Cette semaine, une flambée de politiciens européens de tous bords, majoritairement conservateurs il est vrai, mais aussi des socialistes, ont demandé dans une lettre commune la fin de la politique de visa accordée à la Serbie et à la Macédoine. Ils argumentent que le flux d’immigrants était devenu ingérable suite à une politique irresponsable des Etats d’origine. Derrière cette revendication on ne peut plus faux-cul, se cache une problématique vieille de plusieurs millénaires : la peur du Tsigane, ou, plus répandu de nos jours, du Rom. Alors qu’en France, Manuel Valls, le ministre de l’intérieur, pourrait bientôt dépasser son prédécesseur Brice Hortefeux en matière d’expulsions musclées de campements roms, au Luxembourg, où le ministre Schmit est également signataire de la missive, on n’arrête pas de renvoyer les Roms vers leur pays d’origine.

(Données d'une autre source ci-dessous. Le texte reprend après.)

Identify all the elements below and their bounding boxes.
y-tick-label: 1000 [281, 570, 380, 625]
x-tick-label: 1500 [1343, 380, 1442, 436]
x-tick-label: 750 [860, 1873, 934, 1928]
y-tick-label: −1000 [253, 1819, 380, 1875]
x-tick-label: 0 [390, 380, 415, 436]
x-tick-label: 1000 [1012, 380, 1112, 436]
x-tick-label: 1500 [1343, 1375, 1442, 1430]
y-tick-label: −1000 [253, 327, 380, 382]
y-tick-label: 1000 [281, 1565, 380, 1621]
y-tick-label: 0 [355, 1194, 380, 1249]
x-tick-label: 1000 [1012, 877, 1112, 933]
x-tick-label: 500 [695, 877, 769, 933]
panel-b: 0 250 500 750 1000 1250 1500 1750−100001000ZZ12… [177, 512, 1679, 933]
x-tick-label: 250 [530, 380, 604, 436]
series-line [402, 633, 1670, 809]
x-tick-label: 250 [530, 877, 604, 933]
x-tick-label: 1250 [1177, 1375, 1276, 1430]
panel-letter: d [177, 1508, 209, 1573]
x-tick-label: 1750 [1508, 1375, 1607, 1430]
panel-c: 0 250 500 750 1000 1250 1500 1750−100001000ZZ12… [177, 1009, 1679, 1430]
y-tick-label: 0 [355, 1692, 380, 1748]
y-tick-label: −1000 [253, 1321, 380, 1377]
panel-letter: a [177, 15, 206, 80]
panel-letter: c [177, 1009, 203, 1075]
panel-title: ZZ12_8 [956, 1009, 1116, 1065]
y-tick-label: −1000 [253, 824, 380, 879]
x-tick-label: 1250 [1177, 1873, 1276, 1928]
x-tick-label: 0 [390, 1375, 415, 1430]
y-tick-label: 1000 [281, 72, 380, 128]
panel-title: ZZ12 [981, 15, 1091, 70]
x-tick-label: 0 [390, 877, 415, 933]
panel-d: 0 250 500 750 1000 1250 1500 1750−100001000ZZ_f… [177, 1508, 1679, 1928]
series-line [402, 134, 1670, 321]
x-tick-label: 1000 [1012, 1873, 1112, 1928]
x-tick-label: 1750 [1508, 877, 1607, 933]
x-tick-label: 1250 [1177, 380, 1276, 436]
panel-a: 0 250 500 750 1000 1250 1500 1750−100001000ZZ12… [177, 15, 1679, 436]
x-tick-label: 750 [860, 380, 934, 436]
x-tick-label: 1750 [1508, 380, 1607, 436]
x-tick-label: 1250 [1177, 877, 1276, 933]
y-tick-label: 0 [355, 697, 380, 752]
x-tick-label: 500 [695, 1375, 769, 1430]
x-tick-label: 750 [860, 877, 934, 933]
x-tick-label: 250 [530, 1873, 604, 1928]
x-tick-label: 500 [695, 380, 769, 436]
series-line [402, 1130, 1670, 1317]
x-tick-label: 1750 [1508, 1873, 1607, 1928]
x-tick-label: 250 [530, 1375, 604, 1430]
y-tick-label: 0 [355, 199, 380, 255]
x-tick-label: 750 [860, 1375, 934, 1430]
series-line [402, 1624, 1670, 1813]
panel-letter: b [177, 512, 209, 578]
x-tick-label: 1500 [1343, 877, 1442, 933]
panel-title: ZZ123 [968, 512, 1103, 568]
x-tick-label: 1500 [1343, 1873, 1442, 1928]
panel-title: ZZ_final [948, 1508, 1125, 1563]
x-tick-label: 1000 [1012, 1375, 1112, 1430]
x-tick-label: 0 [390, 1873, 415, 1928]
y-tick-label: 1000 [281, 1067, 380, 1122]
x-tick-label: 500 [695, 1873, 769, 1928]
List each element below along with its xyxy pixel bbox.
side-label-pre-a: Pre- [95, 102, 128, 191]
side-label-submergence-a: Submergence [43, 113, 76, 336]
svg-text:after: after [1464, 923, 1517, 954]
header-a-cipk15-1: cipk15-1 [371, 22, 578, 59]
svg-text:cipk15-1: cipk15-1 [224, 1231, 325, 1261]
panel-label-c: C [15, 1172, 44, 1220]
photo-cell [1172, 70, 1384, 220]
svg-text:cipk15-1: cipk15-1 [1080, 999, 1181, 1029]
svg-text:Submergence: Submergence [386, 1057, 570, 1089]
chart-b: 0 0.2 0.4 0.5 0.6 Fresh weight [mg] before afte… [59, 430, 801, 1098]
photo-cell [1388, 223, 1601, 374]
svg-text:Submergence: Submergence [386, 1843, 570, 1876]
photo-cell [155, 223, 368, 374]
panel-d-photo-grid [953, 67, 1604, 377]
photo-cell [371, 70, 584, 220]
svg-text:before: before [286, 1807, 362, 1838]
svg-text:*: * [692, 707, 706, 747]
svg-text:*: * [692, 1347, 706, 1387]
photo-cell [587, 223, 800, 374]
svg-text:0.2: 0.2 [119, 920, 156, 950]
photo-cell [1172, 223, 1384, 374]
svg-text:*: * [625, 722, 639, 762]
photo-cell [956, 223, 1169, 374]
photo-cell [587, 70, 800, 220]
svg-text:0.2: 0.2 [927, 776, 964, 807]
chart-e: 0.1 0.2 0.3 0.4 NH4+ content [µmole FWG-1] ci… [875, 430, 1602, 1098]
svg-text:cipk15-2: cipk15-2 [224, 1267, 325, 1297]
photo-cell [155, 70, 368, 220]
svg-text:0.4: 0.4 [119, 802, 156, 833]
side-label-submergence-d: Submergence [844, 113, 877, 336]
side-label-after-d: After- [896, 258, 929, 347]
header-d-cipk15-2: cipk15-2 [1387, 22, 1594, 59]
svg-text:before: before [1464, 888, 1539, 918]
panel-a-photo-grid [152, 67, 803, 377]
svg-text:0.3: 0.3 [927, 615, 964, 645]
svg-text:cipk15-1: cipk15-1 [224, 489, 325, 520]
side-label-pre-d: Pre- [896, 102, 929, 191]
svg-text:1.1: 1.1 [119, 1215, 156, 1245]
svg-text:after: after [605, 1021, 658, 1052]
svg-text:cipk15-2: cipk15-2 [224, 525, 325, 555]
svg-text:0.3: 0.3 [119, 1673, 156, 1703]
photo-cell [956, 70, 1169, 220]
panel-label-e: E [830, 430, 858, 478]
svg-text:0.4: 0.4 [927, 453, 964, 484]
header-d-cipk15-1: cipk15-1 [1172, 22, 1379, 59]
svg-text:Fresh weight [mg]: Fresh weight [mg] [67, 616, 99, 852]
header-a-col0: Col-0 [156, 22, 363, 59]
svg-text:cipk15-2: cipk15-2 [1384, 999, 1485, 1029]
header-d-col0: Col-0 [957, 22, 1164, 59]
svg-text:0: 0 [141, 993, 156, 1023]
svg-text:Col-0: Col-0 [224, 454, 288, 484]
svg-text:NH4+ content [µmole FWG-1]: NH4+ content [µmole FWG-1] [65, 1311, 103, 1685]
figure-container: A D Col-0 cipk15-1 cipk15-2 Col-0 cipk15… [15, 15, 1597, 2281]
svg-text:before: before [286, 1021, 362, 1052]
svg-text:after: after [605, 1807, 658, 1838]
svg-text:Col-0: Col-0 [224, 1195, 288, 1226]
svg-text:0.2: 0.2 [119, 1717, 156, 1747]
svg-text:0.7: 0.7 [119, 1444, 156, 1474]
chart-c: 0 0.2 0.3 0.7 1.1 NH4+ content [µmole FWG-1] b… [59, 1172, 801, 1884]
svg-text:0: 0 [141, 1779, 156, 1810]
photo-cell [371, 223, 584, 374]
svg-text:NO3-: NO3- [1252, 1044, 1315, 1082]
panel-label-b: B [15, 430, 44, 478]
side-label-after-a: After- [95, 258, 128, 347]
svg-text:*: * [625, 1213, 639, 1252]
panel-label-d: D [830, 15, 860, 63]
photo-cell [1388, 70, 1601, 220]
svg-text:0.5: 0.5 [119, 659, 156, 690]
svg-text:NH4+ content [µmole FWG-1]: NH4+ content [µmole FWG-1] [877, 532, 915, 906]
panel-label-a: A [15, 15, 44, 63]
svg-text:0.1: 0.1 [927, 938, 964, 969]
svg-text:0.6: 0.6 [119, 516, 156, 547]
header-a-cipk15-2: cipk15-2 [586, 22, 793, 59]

Cette pratique se justifierait sous le prétexte que leurs demandes de protection internationale seraient infondées, leurs pays d’origine étant « pacifiés ». Pourtant, partout en Europe de l’Est, les Roms sont une minorité poursuivie qui vit – comme en Hongrie – dans la peur du prochain pogrom. Mais l’Union européenne, dernier prix Nobel de la paix en date, refuse de reconnaître ces faits.